Kapitalertragsteuern

Wertpapiere: Warum Anlegende auf das Finanzamt achten müssen

Freistellungsauftrag, Haltefristen, Auslands-Dividenden – wer in Wertpapiere investiert, sollte nicht nur die Rendite, sondern dringend auch die Steuerregeln berücksichtigen. Das gilt insbesondere in Hinsicht auf den Nachwuchs.

Ein Paragraph, bestehend aus Euromünzen, der Wertpapiere symbolisiert

04.09.2024

Wer bei der Auswahl des richtigen Fonds oder der richtigen Aktie ein glückliches Händchen beweist, tut nicht nur sich, sondern auch dem Finanzamt einen großen Gefallen. Denn egal, ob ein hoher Kursgewinn beim Verkauf, eine erkleckliche Dividendenzahlung oder respektable Zinserträge – die Beamtinnen und Beamten vom Finanzamt halten dabei gerne die Hände auf. Immerhin meldete das Bundesministerium der Finanzen für das vergangene Jahr Steuereinnahmen in Form von Abgeltungsteuer auf Zins- und Veräußerungserträge in Höhe von rund 8,4 Milliarden Euro.
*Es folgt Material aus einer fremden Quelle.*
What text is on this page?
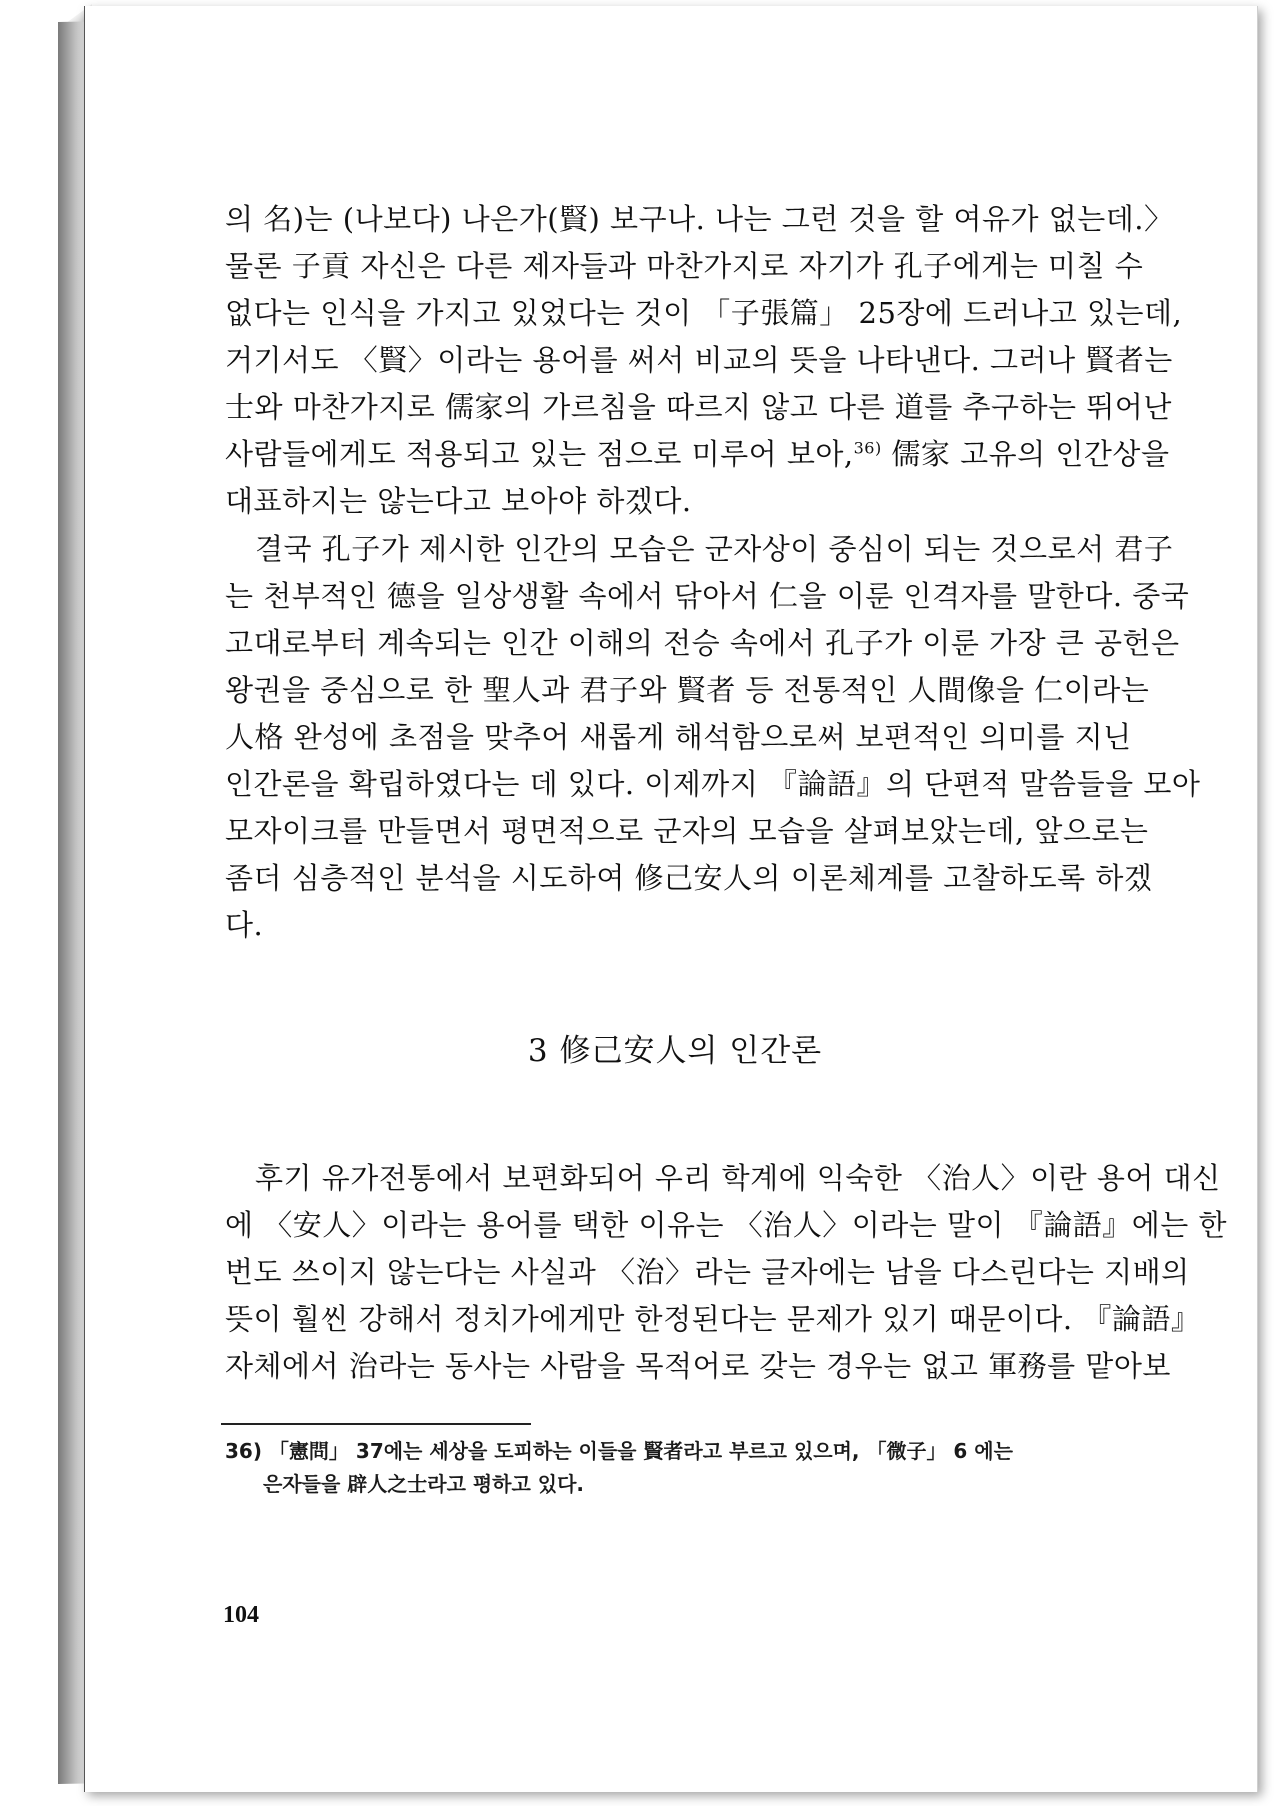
의 名)는 (나보다) 나은가(賢) 보구나. 나는 그런 것을 할 여유가 없는데.〉
물론 子貢 자신은 다른 제자들과 마찬가지로 자기가 孔子에게는 미칠 수
없다는 인식을 가지고 있었다는 것이 「子張篇」 25장에 드러나고 있는데,
거기서도 〈賢〉이라는 용어를 써서 비교의 뜻을 나타낸다. 그러나 賢者는
士와 마찬가지로 儒家의 가르침을 따르지 않고 다른 道를 추구하는 뛰어난
사람들에게도 적용되고 있는 점으로 미루어 보아,$^{36)}$ 儒家 고유의 인간상을
대표하지는 않는다고 보아야 하겠다.
결국 孔子가 제시한 인간의 모습은 군자상이 중심이 되는 것으로서 君子
는 천부적인 德을 일상생활 속에서 닦아서 仁을 이룬 인격자를 말한다. 중국
고대로부터 계속되는 인간 이해의 전승 속에서 孔子가 이룬 가장 큰 공헌은
왕권을 중심으로 한 聖人과 君子와 賢者 등 전통적인 人間像을 仁이라는
人格 완성에 초점을 맞추어 새롭게 해석함으로써 보편적인 의미를 지닌
인간론을 확립하였다는 데 있다. 이제까지 『論語』의 단편적 말씀들을 모아
모자이크를 만들면서 평면적으로 군자의 모습을 살펴보았는데, 앞으로는
좀더 심층적인 분석을 시도하여 修己安人의 이론체계를 고찰하도록 하겠
다.
3 修己安人의 인간론
후기 유가전통에서 보편화되어 우리 학계에 익숙한 〈治人〉이란 용어 대신
에 〈安人〉이라는 용어를 택한 이유는 〈治人〉이라는 말이 『論語』에는 한
번도 쓰이지 않는다는 사실과 〈治〉라는 글자에는 남을 다스린다는 지배의
뜻이 훨씬 강해서 정치가에게만 한정된다는 문제가 있기 때문이다. 『論語』
자체에서 治라는 동사는 사람을 목적어로 갖는 경우는 없고 軍務를 맡아보
36) 「憲問」 37에는 세상을 도피하는 이들을 賢者라고 부르고 있으며, 「微子」 6 에는
은자들을 辟人之士라고 평하고 있다.
104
Für das Jahr 2023 wurden beeindruckende 57,2 Millionen Meldungen – Einzel- und Gemeinschaftsmeldungen – über tatsächlich freigestellte Kapitalerträge durch Verpflichte an das Bundeszentralamt für Steuern (BZSt) übermittelt. Zum Kreis der Verpflichteten gehören neben Kreditinstituten auch Genossenschaften und andere Kapitalgesellschaften. Den Meldungen lässt sich allerdings nicht entnehmen, welche Kapitalerträge (Zinsen, Dividenden) durch den Verpflichteten von einer Besteuerung freigestellt wurden, teilt das BZSt mit.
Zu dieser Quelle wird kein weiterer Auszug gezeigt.